If we change to types being sealed by default I get the expected 1-byte buffer for my hello world example. If I then dive into the specification or a well-written tutorial I might discover @extent
as I read about extensible type design and UAVCAN best practices. In this context I’m able to understand how and when to use @extent
and can be convinced by arguments against making everything sealed. This creates a natural learning curve where the minimally functional use is intuitive and Uncomplicated but greater depth is revealed as one’s experience increases.

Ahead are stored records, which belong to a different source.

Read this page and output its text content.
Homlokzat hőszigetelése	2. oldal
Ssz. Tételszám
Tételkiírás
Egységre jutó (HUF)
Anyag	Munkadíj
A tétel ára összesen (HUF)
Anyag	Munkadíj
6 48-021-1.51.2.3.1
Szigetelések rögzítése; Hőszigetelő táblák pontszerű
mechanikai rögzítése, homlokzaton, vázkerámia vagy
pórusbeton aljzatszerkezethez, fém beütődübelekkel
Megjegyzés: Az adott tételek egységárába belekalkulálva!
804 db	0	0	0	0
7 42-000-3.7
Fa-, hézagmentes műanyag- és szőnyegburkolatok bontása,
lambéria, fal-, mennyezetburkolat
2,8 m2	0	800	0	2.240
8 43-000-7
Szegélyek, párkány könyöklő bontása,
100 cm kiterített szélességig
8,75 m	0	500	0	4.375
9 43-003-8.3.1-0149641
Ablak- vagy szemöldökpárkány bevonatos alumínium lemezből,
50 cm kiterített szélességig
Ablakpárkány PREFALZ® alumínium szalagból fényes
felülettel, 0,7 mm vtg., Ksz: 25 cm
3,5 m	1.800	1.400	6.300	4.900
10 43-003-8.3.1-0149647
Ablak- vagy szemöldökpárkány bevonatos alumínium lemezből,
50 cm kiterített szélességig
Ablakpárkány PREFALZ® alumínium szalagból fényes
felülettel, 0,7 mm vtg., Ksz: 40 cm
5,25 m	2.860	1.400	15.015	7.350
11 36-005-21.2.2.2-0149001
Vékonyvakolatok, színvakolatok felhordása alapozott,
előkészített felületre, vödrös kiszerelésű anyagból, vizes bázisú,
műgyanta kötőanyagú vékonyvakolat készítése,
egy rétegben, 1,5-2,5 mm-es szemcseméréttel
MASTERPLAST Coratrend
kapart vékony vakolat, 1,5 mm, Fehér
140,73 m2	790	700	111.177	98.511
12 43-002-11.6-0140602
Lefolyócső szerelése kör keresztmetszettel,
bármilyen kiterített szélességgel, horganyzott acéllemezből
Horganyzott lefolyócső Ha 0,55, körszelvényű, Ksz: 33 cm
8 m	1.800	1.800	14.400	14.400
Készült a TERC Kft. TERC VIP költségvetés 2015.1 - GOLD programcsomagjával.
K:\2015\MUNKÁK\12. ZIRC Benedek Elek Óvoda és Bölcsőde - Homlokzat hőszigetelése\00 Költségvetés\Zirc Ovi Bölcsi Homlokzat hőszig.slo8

Reason the second: Nobody Reads the Manual
This scenario haunts me:
drony/BoringType.uavcan
uint10 generic_field_name
drony/298.MundaneTopLevelType.uavcan
drony.BoringType one
uint8 two
Given the current default extent:
… MundaneTopLevelType
will be three bytes both because of the default extent but also because of section 3.4.5.4, byte-alignment of composite types. But wait, that’s not right! MundaneTopLevelType
is actually seven bytes because of the delimited type header as specified in section 3.7.5.3.
For such a simple example there’s a lot of magic and rules to remember but let’s say I don’t know all the rules except for the alignment of composite types (let’s face it, this one is much less magical given the ubiquity of alignment and padding in C data structures). I change my BoringType
thinking I can be clever and maintain backwards compatibility by doing this:
drony/BoringType.uavcan
uint10 generic_field_name
uint6 tedious_type_extension
I’m expecting this to work but no! MundaneTopLevelType
is suddenly eight bytes long?!? (╯°□°)╯︵ ┻━┻
Maybe I read the spec now. Maybe I find section 3.4.5.5 and realize why this happened. Maybe I read section 3.6.2 and understand that I need to use an explicit extent marker to maintain backwards compatibility. Or maybe I write angry forum posts about how obtuse UAVCAN is while swigging my fourth can of Mountain Dew at 3am.
The inverse offers no surprises. If we change to make types sealed by default then MundaneTopLevelType
is initially:
…and then, with the addition of the tedious_type_extension
becomes:
I am utterly unsurprised by this outcome and go to bed at 10 pm after a nice cup of hot chocolate.
Reason another: You Can’t Force People to do the Right Thing
While we are trying to make UAVCAN extensible by default we are doing so at the cost of simplicity and intuitive behaviour and I don’t agree this is the right trade off. Furthermore, I don’t think we’ve actually succeeded at making UAVCAN extensible by default for the reason I demonstrated above, that you still need to know how to use @extent
properly to actually make use of the extra padding the default extent quietly inserted into your initial data type. Finally, and per my first argument, if you allow people to discover and learn about the type extensibility features of UAVCAN when they have the desire to utilize it and the context to understand it you will be more effective in promoting good type design then if we continue to sneak it in while they aren’t paying attention and forcing them to figure it out when nothing works the way they expected it to.